Starting to invest can be equally intimidating as it is exciting. But trying to teach yourself the ins and outs of the market can be daunting. If you happen to find an in-person advisor who feels condescending or smug, you could easily be discouraged.

Jason Chepenik, a certified financial planner (CFP) and the senior vice president of the Retirement and Wealth division of One Digital, said robo-advisors can take the anxiety out of first-time investing.

“Robo-advisors offer a straightforward, low-cost way to build and manage a portfolio, taking the stress out of making investment decisions by using algorithms to do the heavy lifting,” he said.

Using robo-advisors allows you to take a “hands-off approach” to monitoring your investments at any time and alleviates the stress of adjusting your portfolio by doing it automatically.

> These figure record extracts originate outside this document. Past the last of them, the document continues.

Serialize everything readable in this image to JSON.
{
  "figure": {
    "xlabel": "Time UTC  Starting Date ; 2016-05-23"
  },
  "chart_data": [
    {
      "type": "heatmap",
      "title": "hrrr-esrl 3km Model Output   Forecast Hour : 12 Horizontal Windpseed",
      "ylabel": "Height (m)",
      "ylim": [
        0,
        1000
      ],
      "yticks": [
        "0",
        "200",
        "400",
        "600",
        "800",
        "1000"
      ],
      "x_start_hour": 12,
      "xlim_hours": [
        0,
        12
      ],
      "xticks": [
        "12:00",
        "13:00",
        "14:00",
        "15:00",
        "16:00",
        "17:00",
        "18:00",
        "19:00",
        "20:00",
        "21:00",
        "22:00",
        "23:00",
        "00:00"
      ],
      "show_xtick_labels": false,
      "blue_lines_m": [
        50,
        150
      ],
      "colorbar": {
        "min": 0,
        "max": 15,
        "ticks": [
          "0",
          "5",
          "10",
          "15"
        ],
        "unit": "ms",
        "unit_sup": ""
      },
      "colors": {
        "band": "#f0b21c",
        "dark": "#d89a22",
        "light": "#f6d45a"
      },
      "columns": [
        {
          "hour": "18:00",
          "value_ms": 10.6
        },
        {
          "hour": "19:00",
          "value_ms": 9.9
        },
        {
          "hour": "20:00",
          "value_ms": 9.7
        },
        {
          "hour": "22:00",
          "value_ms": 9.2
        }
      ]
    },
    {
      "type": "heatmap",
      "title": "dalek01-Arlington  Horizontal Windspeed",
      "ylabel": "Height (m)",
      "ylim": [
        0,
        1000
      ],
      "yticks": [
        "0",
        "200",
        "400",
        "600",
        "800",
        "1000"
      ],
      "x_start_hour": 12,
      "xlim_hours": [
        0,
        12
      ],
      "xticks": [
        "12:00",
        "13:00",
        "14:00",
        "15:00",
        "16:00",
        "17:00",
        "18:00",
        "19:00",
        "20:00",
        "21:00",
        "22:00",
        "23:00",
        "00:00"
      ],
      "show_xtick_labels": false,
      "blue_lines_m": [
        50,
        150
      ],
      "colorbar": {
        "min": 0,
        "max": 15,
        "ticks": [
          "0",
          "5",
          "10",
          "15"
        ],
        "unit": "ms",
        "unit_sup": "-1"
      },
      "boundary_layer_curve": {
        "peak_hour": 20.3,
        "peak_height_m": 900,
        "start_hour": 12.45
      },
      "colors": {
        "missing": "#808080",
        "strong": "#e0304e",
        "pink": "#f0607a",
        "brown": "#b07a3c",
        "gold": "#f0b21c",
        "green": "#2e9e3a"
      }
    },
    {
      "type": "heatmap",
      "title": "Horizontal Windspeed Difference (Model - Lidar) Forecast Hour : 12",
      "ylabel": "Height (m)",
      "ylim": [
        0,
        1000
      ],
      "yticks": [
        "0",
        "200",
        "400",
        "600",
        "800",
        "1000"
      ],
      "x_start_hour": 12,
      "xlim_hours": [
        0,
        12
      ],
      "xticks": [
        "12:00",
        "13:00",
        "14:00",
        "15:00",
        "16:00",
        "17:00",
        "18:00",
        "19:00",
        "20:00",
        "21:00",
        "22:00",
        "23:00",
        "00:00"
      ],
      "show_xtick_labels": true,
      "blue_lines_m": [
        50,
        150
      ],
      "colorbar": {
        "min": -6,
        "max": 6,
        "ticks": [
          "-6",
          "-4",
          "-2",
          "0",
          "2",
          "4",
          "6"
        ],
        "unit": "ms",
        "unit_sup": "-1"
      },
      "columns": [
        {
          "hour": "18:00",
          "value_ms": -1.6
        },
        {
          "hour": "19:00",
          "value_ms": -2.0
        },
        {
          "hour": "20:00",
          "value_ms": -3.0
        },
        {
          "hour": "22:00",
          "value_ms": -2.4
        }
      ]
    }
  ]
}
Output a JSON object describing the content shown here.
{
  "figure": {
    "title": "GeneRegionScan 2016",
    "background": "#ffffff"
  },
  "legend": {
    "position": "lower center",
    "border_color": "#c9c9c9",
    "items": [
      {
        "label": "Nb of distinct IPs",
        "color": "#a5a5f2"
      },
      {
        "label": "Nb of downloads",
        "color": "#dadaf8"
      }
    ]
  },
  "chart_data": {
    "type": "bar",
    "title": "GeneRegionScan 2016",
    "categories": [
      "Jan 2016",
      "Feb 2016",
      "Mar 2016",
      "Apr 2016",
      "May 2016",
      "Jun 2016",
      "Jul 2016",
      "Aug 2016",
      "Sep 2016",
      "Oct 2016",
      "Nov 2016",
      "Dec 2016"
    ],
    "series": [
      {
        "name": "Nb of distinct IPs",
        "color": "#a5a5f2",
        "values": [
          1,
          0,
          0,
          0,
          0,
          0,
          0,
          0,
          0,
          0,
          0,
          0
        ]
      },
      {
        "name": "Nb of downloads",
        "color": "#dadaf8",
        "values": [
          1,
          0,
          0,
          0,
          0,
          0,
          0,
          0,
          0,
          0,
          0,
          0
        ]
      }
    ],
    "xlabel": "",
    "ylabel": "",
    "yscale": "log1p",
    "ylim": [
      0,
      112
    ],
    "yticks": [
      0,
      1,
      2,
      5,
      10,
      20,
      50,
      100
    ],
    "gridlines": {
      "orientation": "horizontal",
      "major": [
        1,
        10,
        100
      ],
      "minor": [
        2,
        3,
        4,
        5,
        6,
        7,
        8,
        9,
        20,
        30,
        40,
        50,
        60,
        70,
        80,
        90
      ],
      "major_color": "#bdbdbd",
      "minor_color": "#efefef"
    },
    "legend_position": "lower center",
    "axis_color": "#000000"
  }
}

Robo-Advisors Don’t Whether Volatility as Well as Human Counterparts

Whether it’s a sudden shift in the market, or an unexpected change in your personal life, sometimes outside circumstances will compel you to make swift adjustments to your financial planning. Unfortunately, robo-advisors aren’t as uniquely qualified to respond to volatility as human advisors.

Chepenik said that human advisors can be better qualified to shepherd you through the unexpected, like a health issue arising, a sudden change in income or even an inheritance.

“A human advisor takes the time to understand your unique situation and can adapt your financial plan as your life evolves,” he said. “In times of uncertainty or market turbulence, having someone who knows you and can offer tailored advice and emotional support can be invaluable.”